Targeting Terror focuses on the U.S. government's diplomacy in the war on terror, a topic otherwise little covered. From a solid base of research, Levitt analyzes the policy of Washington (and, to a lesser extent, of European capitals) in dealing with Middle Eastern terrorist states and organizations. The result is a compelling and informative analysis that readers in government and media, especially, will find useful.
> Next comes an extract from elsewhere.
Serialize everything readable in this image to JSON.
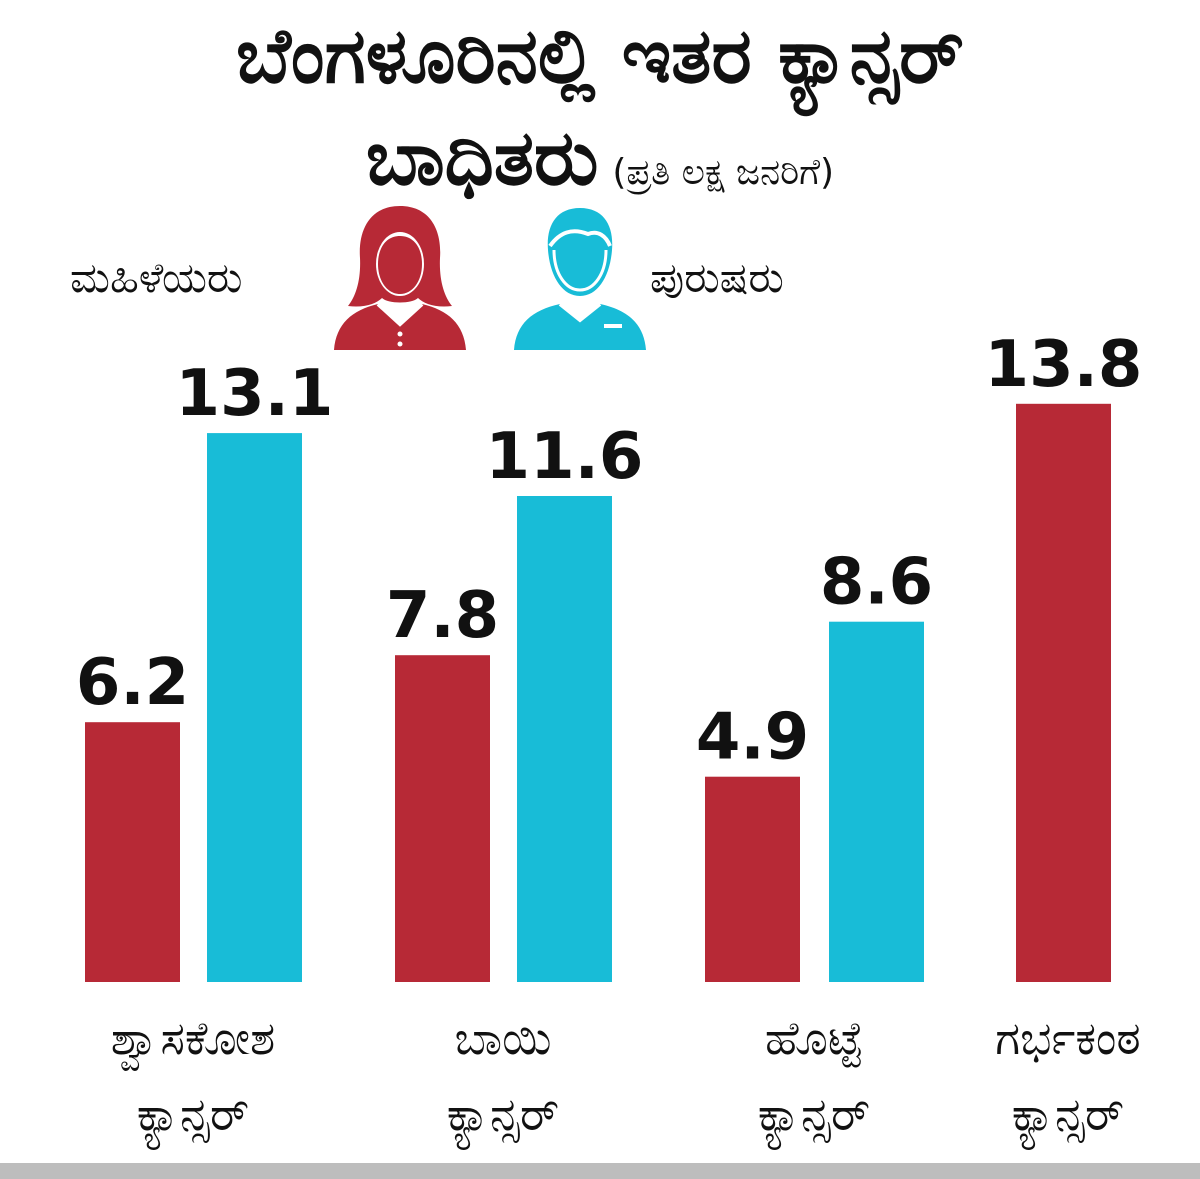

Levitt argues that the Bush administration has changed some aspects of its approach to terrorism but others—particularly those run by the State Department—remain unchanged. He finds that State continues to deal with several entities and states—such as the Palestinian Authority, Syria, Saudi Arabia—on the premise that their links to terrorist groups do not exist. Even as Treasury freezes terrorist assets and Justice prosecutes terrorists, State repeatedly meets with groups and individuals tightly linked to terrorism. One disturbing example: the State Department ignored clear-cut proof of the direct complicity of Palestinian leaders in terrorism, found in abundance in documents seized by the Israeli authorities, and declared instead that there "is no conclusive evidence that the senior leadership of the PA [Palestinian Authority] or PLO were involved in planning or approving specific acts of violence." Another example is the State Department's dealing with Riyadh as though the extensive evidence tying it to terror did not exist.
Levitt also argues that wide collaboration among terrorist organizations requires the U.S. government to restructure the way it handles terrorism; one cannot fight al-Qa‘ida while maintaining cordial relations with Yasir Arafat. As the overlap of terrorist groups grows through their collaboration, the war on terror must target all those groups and all their supporters.